Эстетика Ренессанса особенным образом совмещает абстрактное и конкретное, идеальное и материалистическое. Космос, который неоплатоник рассматривает как одушевленное тело, космическая душа, которая выходит в рассуждениях Фичино на первый план, легко подменяется героической личностью, универсальным человеком, присвоившим своим сознанием окружающий мир. Эта подмена (или параллельное существование) универсальной личности и одушевленного космоса происходит будто бы без противоречий. Во всяком случае, в великих образах Ренессанса мы видим одновременно и то и другое; и сопоставление материального героического субъекта с абстракцией не шокирует. Однако наступает некий неуловимый в первом рассмотрении момент, когда персонаж, претендующий на выражение и личной и надмирной идеи одновременно, не кажется нам подходящим для этой роли. Прямая перспектива властно утверждает, что так должно, но разум отказывается принять тождество.
Это случилось не вдруг, это противоречие заявило о себе не сразу; Ренессанс, собственно, стал возможен благодаря материальным дотациям купеческих родов и банкиров. Флоренция – это купеческий город, и аристократическая республика Венеция существует благодаря торговле и прибыли. Сильная личность проявляет себя не только в духовных свершениях, но в торжестве над материальным миром, в географических открытиях, в освоении пространства. Парадоксальная связь между силой и властью, с одной стороны, и моральным духом – с другой, удерживалась в хрупком балансе недолго, но все-таки баланс существовал. В известном смысле этот парадокс как бы воплощал единение противоречий – языческого античного начала и христианской религии внутри неоплатонизма Ренессанса. Однажды это противоречие должно было явить себя в полной мере.

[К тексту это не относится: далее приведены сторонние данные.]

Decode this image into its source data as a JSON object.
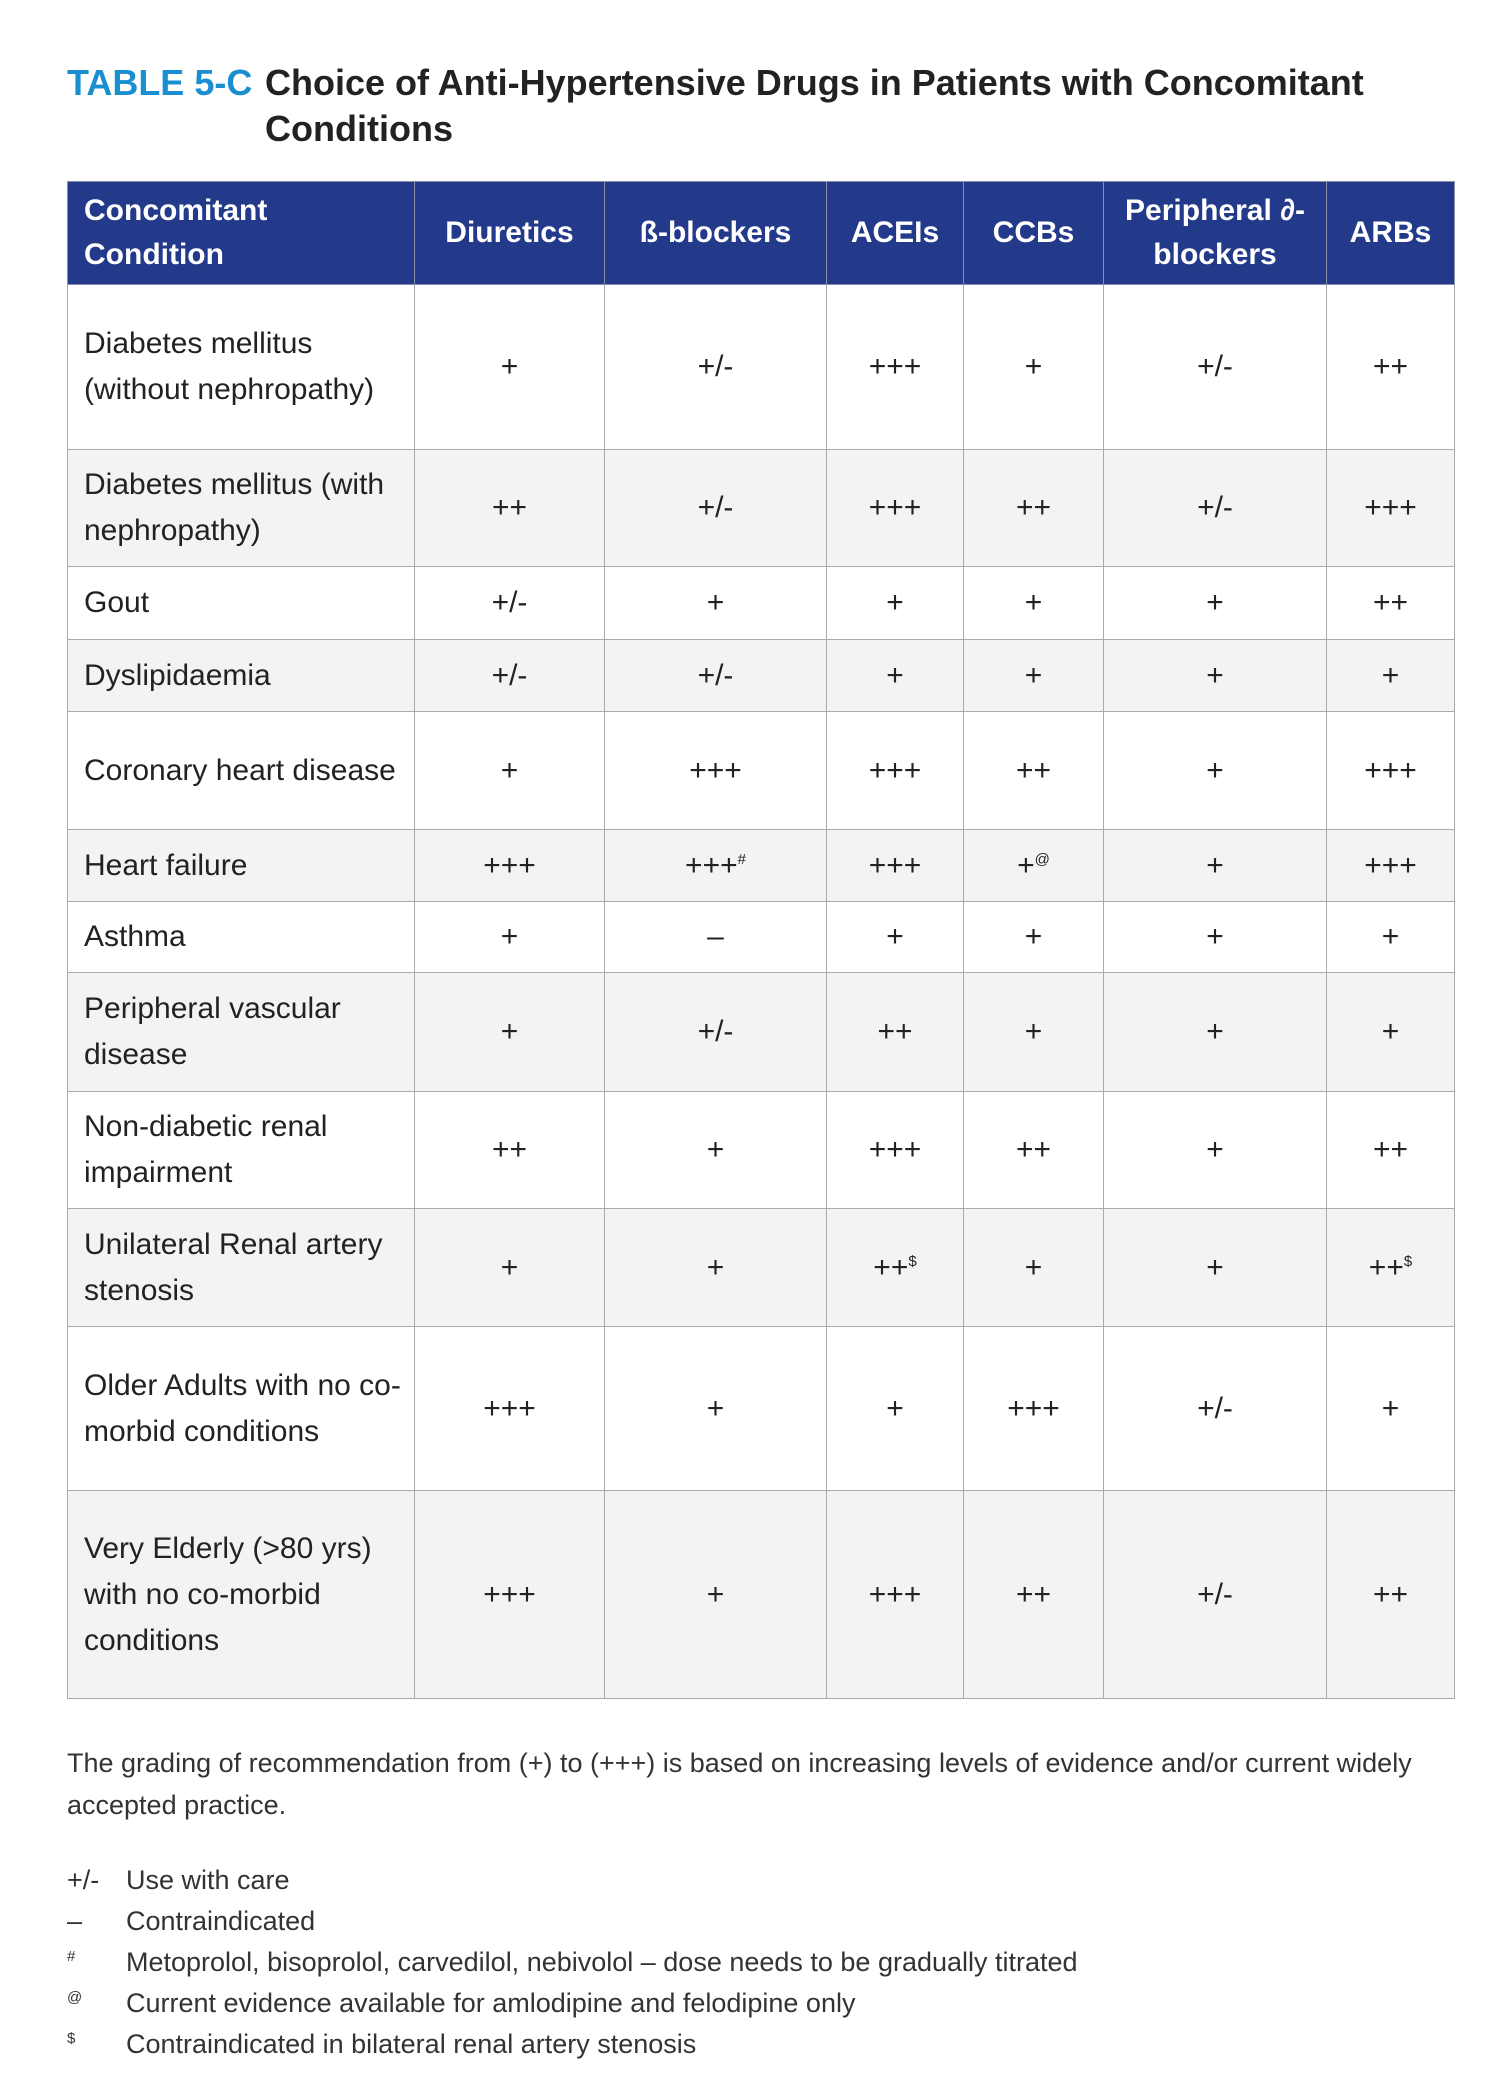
{
  "title": {
    "tag": "TABLE 5-C",
    "text": "Choice of Anti-Hypertensive Drugs in Patients with Concomitant Conditions"
  },
  "colors": {
    "title_accent": "#1a8fd0",
    "header_bg": "#233a8b",
    "alt_row_bg": "#f3f3f3"
  },
  "table": {
    "headers": [
      "Concomitant Condition",
      "Diuretics",
      "ß-blockers",
      "ACEIs",
      "CCBs",
      "Peripheral ∂-blockers",
      "ARBs"
    ],
    "rows": [
      {
        "condition": "Diabetes mellitus (without nephropathy)",
        "cells": [
          {
            "v": "+"
          },
          {
            "v": "+/-"
          },
          {
            "v": "+++"
          },
          {
            "v": "+"
          },
          {
            "v": "+/-"
          },
          {
            "v": "++"
          }
        ]
      },
      {
        "condition": "Diabetes mellitus (with nephropathy)",
        "cells": [
          {
            "v": "++"
          },
          {
            "v": "+/-"
          },
          {
            "v": "+++"
          },
          {
            "v": "++"
          },
          {
            "v": "+/-"
          },
          {
            "v": "+++"
          }
        ]
      },
      {
        "condition": "Gout",
        "cells": [
          {
            "v": "+/-"
          },
          {
            "v": "+"
          },
          {
            "v": "+"
          },
          {
            "v": "+"
          },
          {
            "v": "+"
          },
          {
            "v": "++"
          }
        ]
      },
      {
        "condition": "Dyslipidaemia",
        "cells": [
          {
            "v": "+/-"
          },
          {
            "v": "+/-"
          },
          {
            "v": "+"
          },
          {
            "v": "+"
          },
          {
            "v": "+"
          },
          {
            "v": "+"
          }
        ]
      },
      {
        "condition": "Coronary heart disease",
        "cells": [
          {
            "v": "+"
          },
          {
            "v": "+++"
          },
          {
            "v": "+++"
          },
          {
            "v": "++"
          },
          {
            "v": "+"
          },
          {
            "v": "+++"
          }
        ]
      },
      {
        "condition": "Heart failure",
        "cells": [
          {
            "v": "+++"
          },
          {
            "v": "+++",
            "sup": "#"
          },
          {
            "v": "+++"
          },
          {
            "v": "+",
            "sup": "@"
          },
          {
            "v": "+"
          },
          {
            "v": "+++"
          }
        ]
      },
      {
        "condition": "Asthma",
        "cells": [
          {
            "v": "+"
          },
          {
            "v": "–"
          },
          {
            "v": "+"
          },
          {
            "v": "+"
          },
          {
            "v": "+"
          },
          {
            "v": "+"
          }
        ]
      },
      {
        "condition": "Peripheral vascular disease",
        "cells": [
          {
            "v": "+"
          },
          {
            "v": "+/-"
          },
          {
            "v": "++"
          },
          {
            "v": "+"
          },
          {
            "v": "+"
          },
          {
            "v": "+"
          }
        ]
      },
      {
        "condition": "Non-diabetic renal impairment",
        "cells": [
          {
            "v": "++"
          },
          {
            "v": "+"
          },
          {
            "v": "+++"
          },
          {
            "v": "++"
          },
          {
            "v": "+"
          },
          {
            "v": "++"
          }
        ]
      },
      {
        "condition": "Unilateral Renal artery stenosis",
        "cells": [
          {
            "v": "+"
          },
          {
            "v": "+"
          },
          {
            "v": "++",
            "sup": "$"
          },
          {
            "v": "+"
          },
          {
            "v": "+"
          },
          {
            "v": "++",
            "sup": "$"
          }
        ]
      },
      {
        "condition": "Older Adults with no co-morbid conditions",
        "cells": [
          {
            "v": "+++"
          },
          {
            "v": "+"
          },
          {
            "v": "+"
          },
          {
            "v": "+++"
          },
          {
            "v": "+/-"
          },
          {
            "v": "+"
          }
        ]
      },
      {
        "condition": "Very Elderly (>80 yrs) with no co-morbid conditions",
        "cells": [
          {
            "v": "+++"
          },
          {
            "v": "+"
          },
          {
            "v": "+++"
          },
          {
            "v": "++"
          },
          {
            "v": "+/-"
          },
          {
            "v": "++"
          }
        ]
      }
    ]
  },
  "note": "The grading of recommendation from (+) to (+++) is based on increasing levels of evidence and/or current widely accepted practice.",
  "legend": [
    {
      "symbol": "+/-",
      "text": "Use with care"
    },
    {
      "symbol": "–",
      "text": "Contraindicated"
    },
    {
      "symbol": "#",
      "text": "Metoprolol, bisoprolol, carvedilol, nebivolol – dose needs to be gradually titrated"
    },
    {
      "symbol": "@",
      "text": "Current evidence available for amlodipine and felodipine only"
    },
    {
      "symbol": "$",
      "text": "Contraindicated in bilateral renal artery stenosis"
    }
  ]
}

Живописцы Ренессанса, безусловно, написали множество портретов людей властных и далеко не всегда моральных; случались и вопиющие прецеденты – так, Джентиле Беллини был делегирован Венецией в Турцию, чтобы увековечить облик султана Мехмета II, разрушившего Константинополь. Однако, как правило, выполняя заказ принципата, художники изображали личность, вписанную в космос, рисовали такую силу индивида, которая тождественна одушевленному космосу, пусть в своей сокрушительной мощи, но встроена в общий порядок. Моральный императив одушевленного космоса, божественный замысел вмещал все противоречия: становление личности предполагало искушения, осознать самую природу человека как сочетание античной мощи и христианской добродетели – это подразумевает сложность становления. Но баланс сохраняется!

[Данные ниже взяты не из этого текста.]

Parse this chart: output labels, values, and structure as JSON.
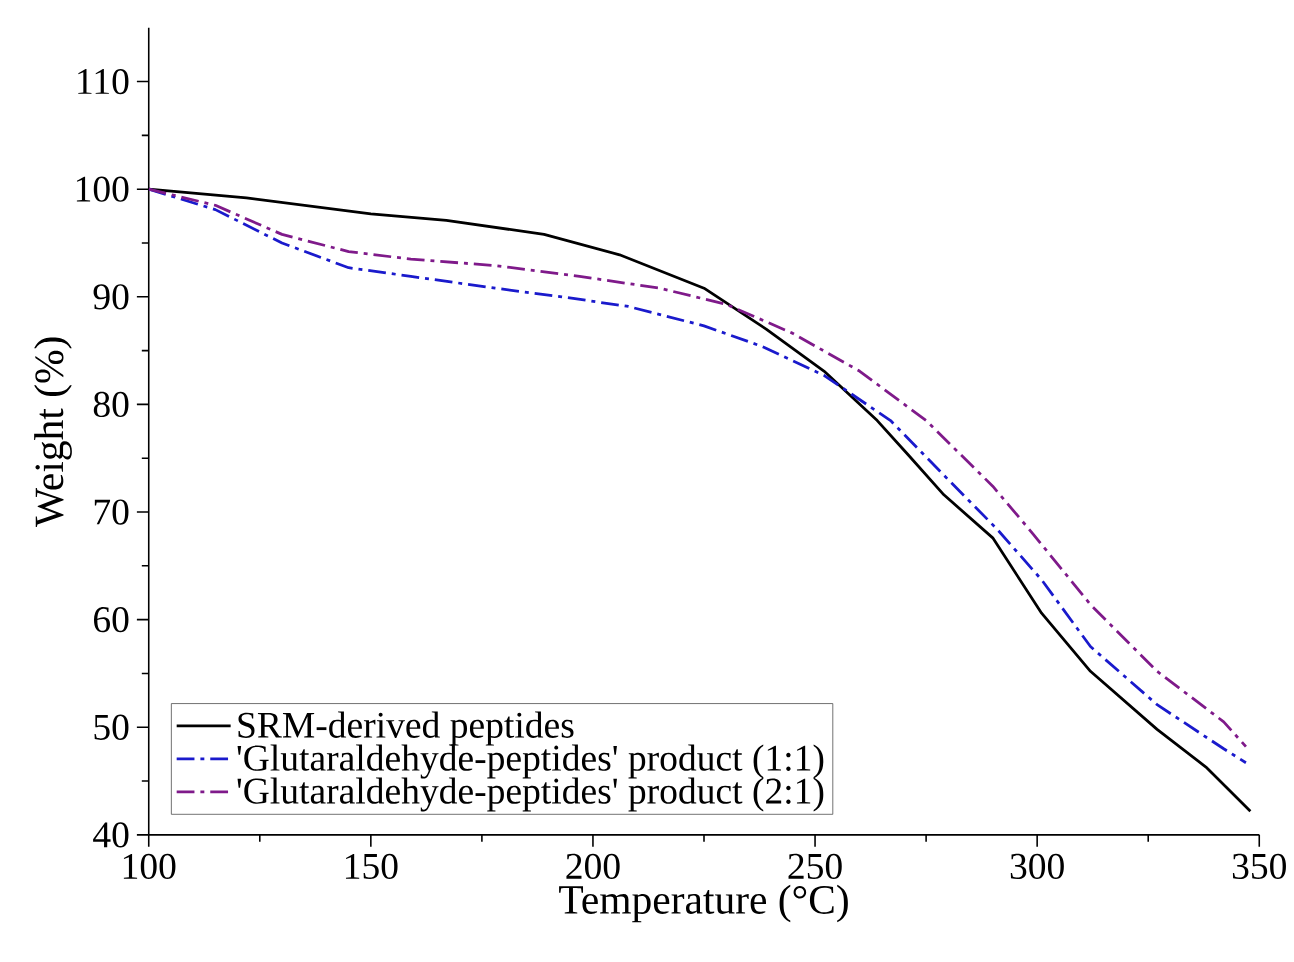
{
  "chart_data": {
    "type": "line",
    "xlabel": "Temperature (°C)",
    "ylabel": "Weight (%)",
    "xlim": [
      100,
      350
    ],
    "ylim": [
      40,
      115
    ],
    "xticks": [
      100,
      150,
      200,
      250,
      300,
      350
    ],
    "yticks": [
      40,
      50,
      60,
      70,
      80,
      90,
      100,
      110
    ],
    "legend": "bottom left",
    "grid": false,
    "series": [
      {
        "name": "SRM-derived peptides",
        "color": "#000000",
        "line_style": "solid",
        "x": [
          100,
          122,
          150,
          167,
          189,
          206,
          225,
          239,
          252,
          264,
          271,
          279,
          290,
          301,
          312,
          327,
          338,
          348
        ],
        "values": [
          100,
          99.2,
          97.7,
          97.1,
          95.8,
          93.9,
          90.8,
          87,
          83.1,
          78.5,
          75.3,
          71.6,
          67.6,
          60.6,
          55.2,
          49.8,
          46.3,
          42.2
        ]
      },
      {
        "name": "'Glutaraldehyde-peptides' product (1:1)",
        "color": "#1a1acc",
        "line_style": "dashdot",
        "x": [
          100,
          115,
          130,
          145,
          159,
          178,
          193,
          208,
          225,
          238,
          252,
          267,
          280,
          291,
          301,
          312,
          327,
          342,
          347
        ],
        "values": [
          100,
          98.1,
          95,
          92.7,
          91.9,
          90.8,
          90,
          89.1,
          87.3,
          85.4,
          82.7,
          78.5,
          73,
          68.4,
          63.7,
          57.5,
          52.1,
          48,
          46.7
        ]
      },
      {
        "name": "'Glutaraldehyde-peptides' product (2:1)",
        "color": "#7f1a8a",
        "line_style": "dashdot",
        "x": [
          100,
          115,
          130,
          145,
          159,
          178,
          197,
          215,
          230,
          245,
          260,
          275,
          290,
          299,
          312,
          327,
          342,
          347
        ],
        "values": [
          100,
          98.5,
          95.8,
          94.2,
          93.5,
          92.9,
          91.9,
          90.8,
          89.3,
          86.6,
          83.1,
          78.5,
          72.4,
          68,
          61.4,
          55.2,
          50.5,
          48.2
        ]
      }
    ]
  }
}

В случае Гольбейна темой творчества стало изображение мутации общества: духовное сдало свои позиции под напором сугубо материальной силы.

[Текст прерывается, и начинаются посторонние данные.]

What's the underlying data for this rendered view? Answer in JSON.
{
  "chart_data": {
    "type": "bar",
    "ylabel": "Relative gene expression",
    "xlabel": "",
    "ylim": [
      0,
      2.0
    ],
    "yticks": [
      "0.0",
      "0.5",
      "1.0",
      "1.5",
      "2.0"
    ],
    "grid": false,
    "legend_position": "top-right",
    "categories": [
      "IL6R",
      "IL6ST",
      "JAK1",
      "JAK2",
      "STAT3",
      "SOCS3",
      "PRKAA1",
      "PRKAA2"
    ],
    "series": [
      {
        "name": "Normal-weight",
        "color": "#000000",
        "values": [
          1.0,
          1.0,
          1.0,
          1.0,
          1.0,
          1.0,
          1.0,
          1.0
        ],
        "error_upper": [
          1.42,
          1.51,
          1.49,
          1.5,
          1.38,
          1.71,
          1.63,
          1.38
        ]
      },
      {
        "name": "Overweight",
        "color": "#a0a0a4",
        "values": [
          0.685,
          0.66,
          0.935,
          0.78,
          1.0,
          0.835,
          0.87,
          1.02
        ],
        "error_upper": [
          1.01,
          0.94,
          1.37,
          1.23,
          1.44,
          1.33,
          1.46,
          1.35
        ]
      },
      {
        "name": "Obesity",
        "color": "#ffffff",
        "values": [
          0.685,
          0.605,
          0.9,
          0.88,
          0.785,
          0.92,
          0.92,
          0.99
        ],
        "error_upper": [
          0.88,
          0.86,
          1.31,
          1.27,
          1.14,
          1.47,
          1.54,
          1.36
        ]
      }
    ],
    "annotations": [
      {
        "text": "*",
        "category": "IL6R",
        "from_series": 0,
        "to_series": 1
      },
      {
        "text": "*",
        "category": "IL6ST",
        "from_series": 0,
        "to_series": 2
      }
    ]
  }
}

Гольбейн был купеческим, ганзейским портретистом; случайность сделала его портретистом Эразма, затем Томаса Мора, затем оксфордского круга ученых, но сила вещей вернула купеческого художника на практичную стезю. Гольбейн сделал карьеру при королевском дворе, а гуманистические идеалы отставил. В первые годы творческого пути Гольбейна его герой – купец, свободный городской производитель, то есть строитель общежития, в коем потребны и наука, и гуманизм; соседство гуманиста с купцом – странно, но оправданно. Однако логика социального процесса подменяет купца – вельможей и республику – автократией, в таком обществе места гуманисту уже нет.
Фигура Гольбейна символична для заката Ренессанса еще и потому, что южногерманская традиция (Дюрер, Бальдунг, Альтдорфер, Грюневальд), пересаженная в Англию, не создала школы, равной тому, что она могла дать на континенте. Гольбейн пришел, вооруженный немецким ремеслом, поработал и умер; его последователи стали салонными портретистами. Иными словами, мастерство Альтдорфера и Дюрера (если считать, что Гольбейн был проводником скрупулезного анализа природы), гротескные приемы Бальдунга (а влияние Бальдунга в портретах заметно) – все это трансформировалось в салонное рисование.
Закатный эпизод ренессансной эстетики не заслуживал бы подробного разбора (Грюневальд и Альтдорфер – мастера значительно более крупные, нежели Гольбейн), если бы не уникальное соединение в одном месте и в одно время власти, гуманизма и живописи. Это был столь концентрированный сплав стихий – невероятной власти и воли, уникального знания и одержимого гения, мастерской живописи – тот самый сплав, который трепетно пестовала эстетика Ренессанса при дворе Лоренцо, при дворе Альфонсо Арагонского, при дворе Гонзаго. То, что произошло в Англии середины XVI в. между Мором, Гольбейном, Генрихом VIII и Эразмом, смотрится как пародия, как кривое зеркало, в котором все принципы Ренессанса словно вывернуты наизнанку.